If, on the other hand, we are going to use history for our pleasure and amusement, for inflating our national ego, and giving us a false but pleasurable sense of accomplishment, then we must give up the idea of history either as a science or as an art using the results of science, and admit frankly that we are using a version of historic fact in order to influence and educate the new generation along the way we wish.
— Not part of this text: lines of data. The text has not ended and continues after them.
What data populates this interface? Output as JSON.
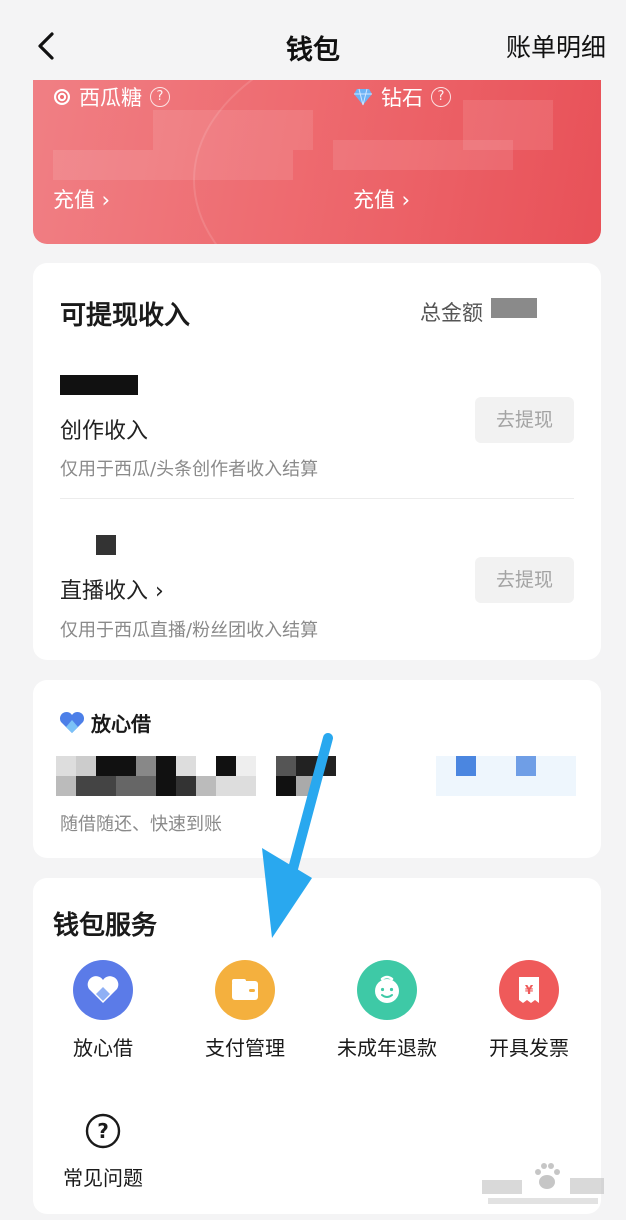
{
  "header": {
    "title": "钱包",
    "right_link": "账单明细"
  },
  "balance": {
    "left": {
      "label": "西瓜糖",
      "topup": "充值 ›"
    },
    "right": {
      "label": "钻石",
      "topup": "充值 ›"
    }
  },
  "income": {
    "title": "可提现收入",
    "total_label": "总金额",
    "items": [
      {
        "name": "创作收入",
        "desc": "仅用于西瓜/头条创作者收入结算",
        "button": "去提现"
      },
      {
        "name": "直播收入 ›",
        "desc": "仅用于西瓜直播/粉丝团收入结算",
        "button": "去提现"
      }
    ]
  },
  "loan": {
    "title": "放心借",
    "desc": "随借随还、快速到账"
  },
  "services": {
    "title": "钱包服务",
    "items": [
      {
        "label": "放心借",
        "icon": "fangxinjie-icon",
        "color": "#5b7be8"
      },
      {
        "label": "支付管理",
        "icon": "wallet-icon",
        "color": "#f4b03e"
      },
      {
        "label": "未成年退款",
        "icon": "child-face-icon",
        "color": "#3ec9a6"
      },
      {
        "label": "开具发票",
        "icon": "invoice-icon",
        "color": "#ef5a5a"
      },
      {
        "label": "常见问题",
        "icon": "question-circle-icon",
        "color": "#1a1a1a"
      }
    ]
  },
  "colors": {
    "accent_red": "#ee6b70",
    "arrow_blue": "#29a8ef"
  }
}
Now we get to the reason for why history was censored in DuBois' day. Today we recognize that allowing Jim Crow to emerge at the end of the 19th century is a stain on our nation's history. In DuBois' time, the stain would have been ever more real as Jim Crow was a present reality then. However, if the alternative to Jim Crow could be shown to be a perversion of justice, then Jim Crow could be tolerated as at worst the cost of righting a grave injustice and making it happen would have been a truly noble act. Such is also the case with Middle Eastern reconstruction. If it can be shown that the uppity Jews are guilty of unspeakable, unprovoked crimes against humanity, then giving them their comeuppance would not be such a terrible act. In fact, it would be a noble one. If the result of doing so is the reinstatement of the Islamic equivalent of Jim Crow, then it is at worst the unfortunate cost of seeing that justice is done. Such are the stakes of the narrative war.